What started out as parties to scout for and elicit information from a variety of sources soon starts going very bad for the young man. The thin line between collecting information and insider trading starts to blur. The young trader who doesn’t really think of himself that way starts to grow more arrogant with each passing day.
Here I am, a 32-year-old, flying around on private jets, going to the Super Bowl, going to Sundance, taking helicopters to the Hamptons. This was all because I had $30 million to $50 million in commissions to pay the sell side. And those are big numbers.
All of Wall Street is fighting for this $30 million to $50 million that I’m going to shell out on a given year. … New York City was mine. There was not a restaurant I couldn’t go to, a club I couldn’t go to. It was there for the taking, and I took.”
He became particularly good at healthcare stocks. He and his fellow traders hunted in packs, forming alliances to move the market.
They were soon becoming the mafia of the hedge fund industry.

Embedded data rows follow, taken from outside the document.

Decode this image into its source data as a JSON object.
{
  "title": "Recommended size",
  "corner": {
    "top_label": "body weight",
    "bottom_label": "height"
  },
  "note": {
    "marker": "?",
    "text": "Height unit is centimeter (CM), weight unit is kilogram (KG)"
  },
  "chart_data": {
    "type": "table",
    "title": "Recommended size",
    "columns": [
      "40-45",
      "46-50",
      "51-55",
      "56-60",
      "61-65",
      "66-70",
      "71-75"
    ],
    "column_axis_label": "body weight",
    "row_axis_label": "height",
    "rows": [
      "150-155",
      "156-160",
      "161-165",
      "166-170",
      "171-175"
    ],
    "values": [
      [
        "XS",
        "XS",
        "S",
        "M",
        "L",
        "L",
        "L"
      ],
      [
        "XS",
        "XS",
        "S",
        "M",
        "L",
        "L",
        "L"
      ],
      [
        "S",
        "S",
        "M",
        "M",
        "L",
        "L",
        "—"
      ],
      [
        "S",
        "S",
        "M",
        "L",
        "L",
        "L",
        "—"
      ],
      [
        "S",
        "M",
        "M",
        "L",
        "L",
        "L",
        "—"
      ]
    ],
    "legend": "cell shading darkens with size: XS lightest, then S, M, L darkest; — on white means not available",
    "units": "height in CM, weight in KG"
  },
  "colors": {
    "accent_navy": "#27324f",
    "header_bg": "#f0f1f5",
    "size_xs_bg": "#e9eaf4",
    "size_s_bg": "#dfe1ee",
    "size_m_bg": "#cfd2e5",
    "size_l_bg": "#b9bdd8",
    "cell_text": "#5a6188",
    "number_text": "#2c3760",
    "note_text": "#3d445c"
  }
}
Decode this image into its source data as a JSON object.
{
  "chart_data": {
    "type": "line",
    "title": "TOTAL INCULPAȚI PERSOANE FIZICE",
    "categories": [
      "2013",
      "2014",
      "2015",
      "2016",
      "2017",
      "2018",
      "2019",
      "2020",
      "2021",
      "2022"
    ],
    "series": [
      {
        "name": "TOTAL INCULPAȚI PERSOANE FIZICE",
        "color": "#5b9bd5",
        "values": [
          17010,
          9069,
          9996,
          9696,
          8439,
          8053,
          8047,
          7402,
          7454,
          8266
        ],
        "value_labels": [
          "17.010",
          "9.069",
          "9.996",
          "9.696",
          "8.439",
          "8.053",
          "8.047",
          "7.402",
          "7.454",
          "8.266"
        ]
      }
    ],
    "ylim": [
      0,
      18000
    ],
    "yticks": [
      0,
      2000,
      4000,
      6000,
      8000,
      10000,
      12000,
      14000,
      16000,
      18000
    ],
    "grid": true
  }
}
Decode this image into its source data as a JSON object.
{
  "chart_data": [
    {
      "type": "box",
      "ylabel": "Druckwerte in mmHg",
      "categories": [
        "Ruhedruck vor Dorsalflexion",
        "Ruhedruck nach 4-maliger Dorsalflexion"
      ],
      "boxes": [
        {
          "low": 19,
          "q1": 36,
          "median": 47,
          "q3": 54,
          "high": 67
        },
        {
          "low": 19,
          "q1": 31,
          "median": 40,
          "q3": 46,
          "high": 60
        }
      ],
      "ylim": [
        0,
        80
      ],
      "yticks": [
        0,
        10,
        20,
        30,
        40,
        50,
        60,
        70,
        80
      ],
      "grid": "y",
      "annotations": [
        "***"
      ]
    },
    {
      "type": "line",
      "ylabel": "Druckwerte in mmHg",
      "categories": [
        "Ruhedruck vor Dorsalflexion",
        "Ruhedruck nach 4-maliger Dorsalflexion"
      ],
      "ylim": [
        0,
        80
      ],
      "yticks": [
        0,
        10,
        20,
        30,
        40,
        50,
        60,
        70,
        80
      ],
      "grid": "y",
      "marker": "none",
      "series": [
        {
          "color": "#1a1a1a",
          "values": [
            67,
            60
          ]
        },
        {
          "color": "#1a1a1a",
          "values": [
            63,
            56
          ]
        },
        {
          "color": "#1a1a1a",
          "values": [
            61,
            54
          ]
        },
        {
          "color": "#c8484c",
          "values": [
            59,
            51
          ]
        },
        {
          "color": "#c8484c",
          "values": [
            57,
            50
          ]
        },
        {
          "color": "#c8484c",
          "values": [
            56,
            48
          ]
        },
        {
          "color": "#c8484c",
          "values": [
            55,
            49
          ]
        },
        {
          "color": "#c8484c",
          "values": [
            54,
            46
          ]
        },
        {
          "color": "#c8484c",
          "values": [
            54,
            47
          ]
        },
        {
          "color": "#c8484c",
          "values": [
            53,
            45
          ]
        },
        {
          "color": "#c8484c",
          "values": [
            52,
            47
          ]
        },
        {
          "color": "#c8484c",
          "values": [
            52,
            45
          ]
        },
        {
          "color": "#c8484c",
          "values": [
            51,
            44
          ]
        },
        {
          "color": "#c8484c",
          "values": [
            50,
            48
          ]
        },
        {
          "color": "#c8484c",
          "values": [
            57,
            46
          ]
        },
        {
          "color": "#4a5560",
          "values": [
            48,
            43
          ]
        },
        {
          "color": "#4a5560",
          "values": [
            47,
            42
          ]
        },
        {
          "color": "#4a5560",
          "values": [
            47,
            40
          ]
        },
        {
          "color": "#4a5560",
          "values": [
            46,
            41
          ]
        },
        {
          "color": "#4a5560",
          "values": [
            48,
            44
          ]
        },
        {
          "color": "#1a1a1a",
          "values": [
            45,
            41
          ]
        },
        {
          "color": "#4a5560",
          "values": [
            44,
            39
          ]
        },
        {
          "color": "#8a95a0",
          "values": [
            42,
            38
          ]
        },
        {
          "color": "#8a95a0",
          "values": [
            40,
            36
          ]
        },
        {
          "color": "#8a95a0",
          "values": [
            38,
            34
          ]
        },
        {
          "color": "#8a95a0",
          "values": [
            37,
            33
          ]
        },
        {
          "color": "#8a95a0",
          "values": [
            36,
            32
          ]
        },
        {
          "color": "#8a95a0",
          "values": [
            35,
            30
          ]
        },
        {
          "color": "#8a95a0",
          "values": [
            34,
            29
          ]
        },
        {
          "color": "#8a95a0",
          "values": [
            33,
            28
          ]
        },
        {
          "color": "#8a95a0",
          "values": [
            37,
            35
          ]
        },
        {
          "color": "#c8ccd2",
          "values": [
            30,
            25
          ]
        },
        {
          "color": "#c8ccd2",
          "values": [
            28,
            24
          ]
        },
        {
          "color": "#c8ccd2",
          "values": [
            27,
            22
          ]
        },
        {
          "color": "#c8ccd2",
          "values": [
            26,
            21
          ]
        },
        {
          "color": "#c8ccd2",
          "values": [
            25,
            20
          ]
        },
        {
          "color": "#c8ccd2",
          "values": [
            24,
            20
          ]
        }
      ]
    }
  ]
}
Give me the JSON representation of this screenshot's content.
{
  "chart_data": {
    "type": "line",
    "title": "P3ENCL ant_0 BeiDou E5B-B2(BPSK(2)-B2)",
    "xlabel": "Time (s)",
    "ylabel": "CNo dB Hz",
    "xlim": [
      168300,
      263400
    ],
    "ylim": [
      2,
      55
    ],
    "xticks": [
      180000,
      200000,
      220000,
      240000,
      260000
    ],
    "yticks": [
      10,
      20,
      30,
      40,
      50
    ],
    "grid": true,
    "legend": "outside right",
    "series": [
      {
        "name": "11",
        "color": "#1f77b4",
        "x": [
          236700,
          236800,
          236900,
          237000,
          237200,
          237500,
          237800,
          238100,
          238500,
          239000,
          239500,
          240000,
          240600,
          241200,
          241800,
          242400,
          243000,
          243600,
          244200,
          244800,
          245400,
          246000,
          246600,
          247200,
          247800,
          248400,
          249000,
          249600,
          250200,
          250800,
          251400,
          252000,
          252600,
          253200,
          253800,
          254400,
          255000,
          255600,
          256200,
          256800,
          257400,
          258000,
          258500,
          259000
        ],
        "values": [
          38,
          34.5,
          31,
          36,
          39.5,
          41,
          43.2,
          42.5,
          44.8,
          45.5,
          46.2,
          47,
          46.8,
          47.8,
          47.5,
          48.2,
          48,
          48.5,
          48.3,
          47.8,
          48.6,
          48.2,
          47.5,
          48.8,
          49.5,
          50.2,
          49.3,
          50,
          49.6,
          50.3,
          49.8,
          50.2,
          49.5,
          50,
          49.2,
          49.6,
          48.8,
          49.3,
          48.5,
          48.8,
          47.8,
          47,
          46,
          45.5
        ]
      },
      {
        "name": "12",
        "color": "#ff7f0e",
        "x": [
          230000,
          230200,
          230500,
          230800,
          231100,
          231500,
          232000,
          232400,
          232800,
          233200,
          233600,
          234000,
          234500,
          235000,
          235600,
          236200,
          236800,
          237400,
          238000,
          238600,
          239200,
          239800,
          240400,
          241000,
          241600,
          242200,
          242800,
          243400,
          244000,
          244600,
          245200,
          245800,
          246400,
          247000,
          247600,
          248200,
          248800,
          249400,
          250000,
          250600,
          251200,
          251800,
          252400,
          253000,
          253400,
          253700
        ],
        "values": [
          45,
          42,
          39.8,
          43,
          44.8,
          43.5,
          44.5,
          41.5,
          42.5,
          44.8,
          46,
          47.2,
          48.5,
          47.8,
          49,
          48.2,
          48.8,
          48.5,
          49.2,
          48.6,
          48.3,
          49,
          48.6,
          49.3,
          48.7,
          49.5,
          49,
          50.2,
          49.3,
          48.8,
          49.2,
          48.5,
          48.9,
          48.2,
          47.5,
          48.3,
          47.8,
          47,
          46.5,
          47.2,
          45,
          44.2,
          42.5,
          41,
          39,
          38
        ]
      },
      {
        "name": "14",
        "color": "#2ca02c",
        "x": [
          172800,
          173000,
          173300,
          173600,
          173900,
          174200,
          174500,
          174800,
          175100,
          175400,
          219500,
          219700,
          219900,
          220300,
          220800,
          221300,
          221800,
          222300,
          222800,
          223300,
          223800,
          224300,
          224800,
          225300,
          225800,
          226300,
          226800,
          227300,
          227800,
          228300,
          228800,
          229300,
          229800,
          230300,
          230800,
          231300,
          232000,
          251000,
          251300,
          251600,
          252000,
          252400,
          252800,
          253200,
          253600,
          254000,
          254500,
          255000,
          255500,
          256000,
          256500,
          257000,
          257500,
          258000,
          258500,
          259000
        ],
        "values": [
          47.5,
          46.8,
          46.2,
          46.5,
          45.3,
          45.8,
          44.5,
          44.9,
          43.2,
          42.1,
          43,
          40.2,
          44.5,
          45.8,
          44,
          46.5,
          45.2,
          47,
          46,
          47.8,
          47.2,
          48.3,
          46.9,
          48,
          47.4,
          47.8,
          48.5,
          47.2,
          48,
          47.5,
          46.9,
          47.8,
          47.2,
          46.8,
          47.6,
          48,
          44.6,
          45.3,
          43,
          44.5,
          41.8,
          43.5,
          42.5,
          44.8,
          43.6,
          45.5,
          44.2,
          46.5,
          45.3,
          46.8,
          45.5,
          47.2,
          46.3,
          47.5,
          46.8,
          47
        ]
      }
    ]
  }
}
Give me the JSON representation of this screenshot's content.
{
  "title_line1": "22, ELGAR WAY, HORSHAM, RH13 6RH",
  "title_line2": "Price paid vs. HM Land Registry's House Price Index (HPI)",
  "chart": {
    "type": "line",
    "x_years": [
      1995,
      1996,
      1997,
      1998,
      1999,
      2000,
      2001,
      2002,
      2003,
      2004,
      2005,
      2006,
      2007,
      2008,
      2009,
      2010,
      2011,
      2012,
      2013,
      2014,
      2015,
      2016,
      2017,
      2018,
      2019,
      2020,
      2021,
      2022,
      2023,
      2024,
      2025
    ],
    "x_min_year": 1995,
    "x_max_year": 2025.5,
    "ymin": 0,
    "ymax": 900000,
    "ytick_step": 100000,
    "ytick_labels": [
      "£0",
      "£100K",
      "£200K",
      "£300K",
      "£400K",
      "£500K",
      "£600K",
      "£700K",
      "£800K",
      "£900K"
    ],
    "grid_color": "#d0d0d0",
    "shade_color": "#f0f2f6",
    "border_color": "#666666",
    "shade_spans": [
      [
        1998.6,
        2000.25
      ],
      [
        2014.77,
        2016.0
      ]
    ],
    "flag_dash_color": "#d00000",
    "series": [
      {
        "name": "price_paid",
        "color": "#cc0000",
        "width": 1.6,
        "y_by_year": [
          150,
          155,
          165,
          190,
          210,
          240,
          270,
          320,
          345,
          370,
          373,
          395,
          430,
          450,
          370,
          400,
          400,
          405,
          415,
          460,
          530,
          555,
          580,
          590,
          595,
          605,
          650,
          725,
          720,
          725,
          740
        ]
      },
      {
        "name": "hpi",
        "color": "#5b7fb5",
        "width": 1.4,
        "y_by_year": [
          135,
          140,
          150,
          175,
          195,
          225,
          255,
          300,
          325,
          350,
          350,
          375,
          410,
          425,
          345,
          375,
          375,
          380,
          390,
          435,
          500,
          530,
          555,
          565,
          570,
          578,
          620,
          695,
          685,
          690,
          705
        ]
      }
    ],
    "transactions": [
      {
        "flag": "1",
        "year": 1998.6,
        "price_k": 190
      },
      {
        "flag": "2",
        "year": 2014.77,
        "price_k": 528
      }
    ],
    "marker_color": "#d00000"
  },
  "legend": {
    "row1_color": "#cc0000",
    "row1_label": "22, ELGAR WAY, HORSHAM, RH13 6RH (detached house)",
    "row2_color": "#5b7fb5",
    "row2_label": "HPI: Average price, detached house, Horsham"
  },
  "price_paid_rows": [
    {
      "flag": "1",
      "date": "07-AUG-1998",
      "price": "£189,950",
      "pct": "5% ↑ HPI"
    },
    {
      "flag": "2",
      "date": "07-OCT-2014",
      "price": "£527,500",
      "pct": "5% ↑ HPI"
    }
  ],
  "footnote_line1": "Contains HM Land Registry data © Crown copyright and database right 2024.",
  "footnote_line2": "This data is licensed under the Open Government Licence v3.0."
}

But we were so nimble and so fast with our information that we could share it with each other and help each other out. But not only are we making each other money, but we’re also helping each other look good in front of our portfolio managers.
But we could also manipulate stocks — or let’s say we know a big fund is long, … and we know that they’re kind of choking on it. We can get four or five hedge fund guys, and we can just whack the stock and short it, just slam it with 50,000 shares, which isn’t a lot of risk, but we can start to make the guy who’s long in the stock start to panic.”
The very fast life, the rolling of money all go to his head and he is soon hooked on drugs, alcohol, pornography and women. His relationships crumble and he finds himself checking into rehab more than once.
Then the head of Galleon got arrested and later the dot com bubble burst. Everything came crashing down around him and he soon finds himself with no money, no family and a very steep climb back to normalcy.
He starts by being honest with himself and accepting his addictions. He then writes a book Buy-Side-Street-Traders-Spectacular-excess in which he tells all.
Turney Duff’s The Buy Side: A Wall Street Trader’s Tale of Spectacular Excess is a confession of a trader who acknowledges he did indulge in insider trading, knowingly or unknowingly. He speaks in depth of the gaps that he manipulated to make big gains and some incredibly stupid decisions with them.
This is a book of redemption. Turney Duff acknowledges that writing about his experience has been more fulfilling and cathartic. This book is a step in making amends but also provides a ring side view about a section of Wall Street that does not abide by the rules.
Duff acknowledges in his interview with Bloomberg that he was part of clique, not unlike the one in a high school but does not necessarily mean all of Wall Street is that way.
Buy-Side-Street-Traders-Spectacular-excess is like watching a trainwreck, you know it can’t end well but can’t look away either. It is definitely a story about Wall Street and how power can corrupt if not treated with respect and care.